A recent review of scientific studies showed that people who ate a 1-ounce serving of nuts on five or more days of the week had a reduced risk of heart disease compared with people who consumed no nuts (British Journal of Nutrition, 2006). The nuts in the study were those commonly eaten in the United States – almonds, hazelnuts, cashews, pecans, pistachios, walnuts and peanuts. On average, these nuts contain mostly monounsaturated fat (59 percent), some polyunsaturated fat (27 percent) and just a little saturated fat (14 percent). Unsaturated fats are the healthy fats that help lower cholesterol levels in the blood and improve overall health. Health benefits especially were associated with walnuts and almonds. In numerous studies, when walnuts or almonds were substituted for other fats in the diet, participants’ LDL cholesterol (the bad kind) and total cholesterol levels dropped, and some showed a rise in HDL cholesterol (the good kind).
People who eat nuts tend to be leaner and more active than people who do not eat nuts. There is some preliminary evidence from studies that eating nuts regularly may lower triglycerides (fat in the blood), raise HDL cholesterol, reduce inflammation and relax artery linings. Nuts may protect against heart disease and other chronic diseases by providing fiber, vegetable protein and the antioxidant vitamin E, as well as other phytochemicals that act as antioxidants.
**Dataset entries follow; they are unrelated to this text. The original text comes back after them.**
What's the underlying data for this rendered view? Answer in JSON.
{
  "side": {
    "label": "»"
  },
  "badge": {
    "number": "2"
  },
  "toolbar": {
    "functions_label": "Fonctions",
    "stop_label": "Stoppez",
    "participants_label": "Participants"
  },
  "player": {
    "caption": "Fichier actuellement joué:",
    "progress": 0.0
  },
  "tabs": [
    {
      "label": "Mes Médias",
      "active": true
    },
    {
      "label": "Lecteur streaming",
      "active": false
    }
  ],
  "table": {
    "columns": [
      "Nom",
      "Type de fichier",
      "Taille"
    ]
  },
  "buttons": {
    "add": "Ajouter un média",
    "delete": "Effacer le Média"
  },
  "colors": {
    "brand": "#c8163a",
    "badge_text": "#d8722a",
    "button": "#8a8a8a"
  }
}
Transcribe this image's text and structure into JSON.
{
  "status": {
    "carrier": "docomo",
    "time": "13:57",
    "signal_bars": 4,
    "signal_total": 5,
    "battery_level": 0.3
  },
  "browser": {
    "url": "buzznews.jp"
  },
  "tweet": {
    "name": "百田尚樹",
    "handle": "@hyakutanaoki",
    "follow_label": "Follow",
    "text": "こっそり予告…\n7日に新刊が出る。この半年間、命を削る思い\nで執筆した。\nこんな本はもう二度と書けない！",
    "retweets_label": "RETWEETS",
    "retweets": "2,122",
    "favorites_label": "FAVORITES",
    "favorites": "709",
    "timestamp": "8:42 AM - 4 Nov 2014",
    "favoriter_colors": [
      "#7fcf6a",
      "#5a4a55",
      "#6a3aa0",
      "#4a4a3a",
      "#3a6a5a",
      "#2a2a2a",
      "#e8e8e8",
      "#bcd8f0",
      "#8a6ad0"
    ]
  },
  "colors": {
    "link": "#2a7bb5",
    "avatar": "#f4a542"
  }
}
Antioxidants clear out the free radicals and other damaging substances that are by-products of our metabolism of food.
The recommended amount of nuts to include in your daily diet is about 1½ servings, or a quarter cup. This will add 250 calories to your daily intake, so make sure you compensate by eating less of something else. The type of nut you choose doesn’t seem to matter, but limit the amount of macadamias and Brazil nuts because they have a higher ratio of saturated fat to polyunsaturated fat. Try to choose raw or roasted nuts with little or no salt added. Roasting nuts in oil doesn’t appear to change the calories or the amount of saturated fat in them, so roasted either with or without oil is fine. Portion control is key – don’t buy a large tub of nuts if you can’t stop at a quarter cup. Or place premeasured nuts in a bowl for a snack. Be careful with nut mixes, as many have added ingredients that increase the calories, sugar and salt content.
Nut butters, including peanut, almond and cashew butters, haven’t been studied to measure if they impart the same health benefits as whole nuts. Plus, many add in other ingredients and unhealthy hydrogenated oils, so read the label before you buy.
One of the cheapest and easiest ways to eat nuts is to buy them raw from the bulk section of the grocery store and dry roast them at home. Preheat your oven to 425 degrees, set raw nuts on baking sheet (you also can lightly coat the nuts with vegetable oil and add a small amount of salt) and roast for 5 to 10 minutes. Be careful not to over roast, as nuts keep cooking after you take them out of the oven because of their high fat content. They should be fragrant and lightly brown when done.